Ekonomi RRT sudah dapat dipastikan
turun dan bahkan akan menjadi makin parah akibat “Currency war” yang dipicu
oleh RRT dengan mendevaluasi mata uangnya.
Amerika Serikat dan
sekutu-sekutunya tentu sedang bekerja keras untuk membalas seranga RRT.
“Perang” ini bisa memicu negara-negara lain untuk ikut “perang” pula jika
kepentingan ekonomi nasionalnya terancam.
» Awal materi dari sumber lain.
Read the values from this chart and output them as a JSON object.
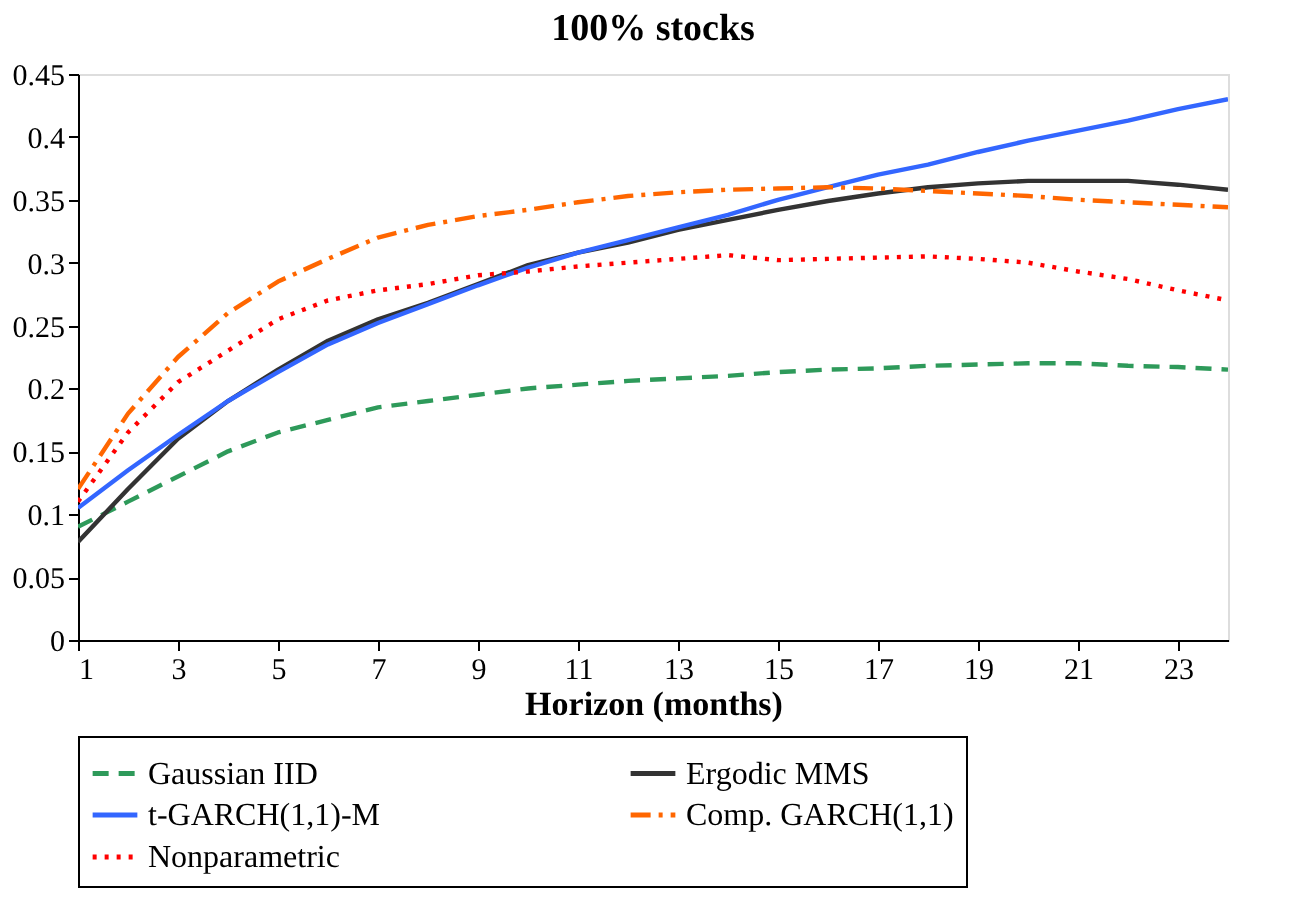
{
  "chart_data": {
    "type": "line",
    "title": "100% stocks",
    "xlabel": "Horizon (months)",
    "x": [
      1,
      2,
      3,
      4,
      5,
      6,
      7,
      8,
      9,
      10,
      11,
      12,
      13,
      14,
      15,
      16,
      17,
      18,
      19,
      20,
      21,
      22,
      23,
      24
    ],
    "xlim": [
      1,
      24
    ],
    "xticks": [
      1,
      3,
      5,
      7,
      9,
      11,
      13,
      15,
      17,
      19,
      21,
      23
    ],
    "ylim": [
      0,
      0.45
    ],
    "yticks": [
      0,
      0.05,
      0.1,
      0.15,
      0.2,
      0.25,
      0.3,
      0.35,
      0.4,
      0.45
    ],
    "grid": false,
    "legend": "bottom",
    "marker": "none",
    "series": [
      {
        "name": "Gaussian IID",
        "color": "#2e9a5a",
        "line_style": "dashed",
        "values": [
          0.09,
          0.11,
          0.13,
          0.15,
          0.165,
          0.175,
          0.185,
          0.19,
          0.195,
          0.2,
          0.203,
          0.206,
          0.208,
          0.21,
          0.213,
          0.215,
          0.216,
          0.218,
          0.219,
          0.22,
          0.22,
          0.218,
          0.217,
          0.215
        ]
      },
      {
        "name": "Ergodic MMS",
        "color": "#333333",
        "line_style": "solid",
        "values": [
          0.078,
          0.12,
          0.16,
          0.19,
          0.215,
          0.238,
          0.255,
          0.268,
          0.283,
          0.298,
          0.308,
          0.316,
          0.326,
          0.334,
          0.342,
          0.349,
          0.355,
          0.36,
          0.363,
          0.365,
          0.365,
          0.365,
          0.362,
          0.358
        ]
      },
      {
        "name": "t-GARCH(1,1)-M",
        "color": "#3366ff",
        "line_style": "solid",
        "values": [
          0.105,
          0.135,
          0.163,
          0.19,
          0.213,
          0.235,
          0.252,
          0.267,
          0.282,
          0.296,
          0.308,
          0.318,
          0.328,
          0.338,
          0.35,
          0.36,
          0.37,
          0.378,
          0.388,
          0.397,
          0.405,
          0.413,
          0.422,
          0.43
        ]
      },
      {
        "name": "Comp. GARCH(1,1)",
        "color": "#ff6600",
        "line_style": "dashdot",
        "values": [
          0.12,
          0.18,
          0.225,
          0.26,
          0.285,
          0.303,
          0.32,
          0.33,
          0.337,
          0.342,
          0.348,
          0.353,
          0.356,
          0.358,
          0.359,
          0.36,
          0.359,
          0.357,
          0.355,
          0.353,
          0.35,
          0.348,
          0.346,
          0.344
        ]
      },
      {
        "name": "Nonparametric",
        "color": "#ff0000",
        "line_style": "dotted",
        "values": [
          0.11,
          0.165,
          0.205,
          0.23,
          0.255,
          0.27,
          0.278,
          0.283,
          0.29,
          0.293,
          0.297,
          0.3,
          0.303,
          0.306,
          0.302,
          0.303,
          0.304,
          0.305,
          0.303,
          0.3,
          0.293,
          0.287,
          0.278,
          0.27
        ]
      }
    ]
  }
}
RRT merupakan mitra dagang utama
kita dan sejak 2014/2015 kita sudah terlanjur memilih RRT dan Jepang sebagai
mitra dagang utama, ini tentu akan terpengaruh signifikan oleh penurunan
ekonomi RRT.
Pemerintah mesti kerja lebih cepat
menggelontorkan APBN dan APBD, bekerja secara efektif dan masuk lebih dalam
dalam ke dunia usaha dan masyarakat untuk menjaga dan meningkatkan
“trustworthy” mereka yang menurut CIA (badan Intelejen AS) sudah menurun 18
persen sejak januari sampai juli 2015.
Saat ini pemerintah Indonesia sudah
tidak punya waktu untuk berpikir tentang MEA. Menjaga agar pertumbuhan bisa
minimal 5 persen sudah merupakan upaya optimal yang dapat dilakukan pemerintah
sehingga masalah MEA bisa ikut diatasi secara apa adanya.
Namun, hal ini sama sekali tidak
ada maksud menertawakan nasib negara kita di ASEAN.
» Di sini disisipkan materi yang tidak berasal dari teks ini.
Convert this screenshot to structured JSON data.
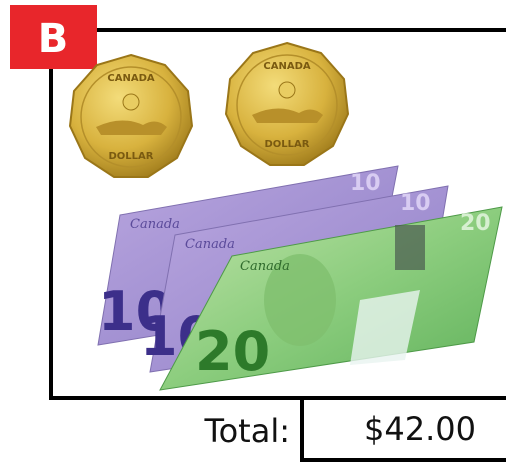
{
  "badge": "B",
  "coins": [
    {
      "country": "CANADA",
      "denomination": "DOLLAR"
    },
    {
      "country": "CANADA",
      "denomination": "DOLLAR"
    }
  ],
  "bills": [
    {
      "country": "Canada",
      "value": "10"
    },
    {
      "country": "Canada",
      "value": "10"
    },
    {
      "country": "Canada",
      "value": "20"
    }
  ],
  "total": {
    "label": "Total:",
    "amount": "$42.00"
  }
}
Arena persaingan dalam MEA itu
berlapis-lapis.
Lapisan pertama adalah antar negara
ASEAN.
Lapisan kedua adalah antar negara
ASEAN versus Australia dan New Zaeland.
Lapisan ketiga adalah menjaga
kestabilan pengaruh RRT, AS dan negara-negara Eropa di ASEAN, Ruwetkan !.
Bagaimana dengan masih adanya
peluang dunia usaha kita, terutama dari sektor pertanian, dan perkebunan serta
ekonomi kreatif, yang punya keunggulan kompetitif dan komparatif? Untuk menjaga
kepentingan ekonomi domestik, pertanian dan perkebunan memang benar, akan
tetapi, untuk mendorong ekspor tampaknya sedang tidak bisa diandalkan karena
selain faktor permintaan yang sedang menurun, harga komoditas ekspor pertanian
dan perkebunan juga sedang menurun. Buktinya ekspor kita selama semester II justru
turun.
Lebih baik digunakan untuk menjaga
kestabilan ekonomi domestik yang sedang menghadapi daya beli yang sedang
menurun.
Ekonomi Kreatif juga sangat bagus
prospeknya, tetapi nilainya cuma sekitar 2 milyar dolar AS. Keunggulan
komparatif, ya, tetapi keunggulan kompetitif sepertinya belum.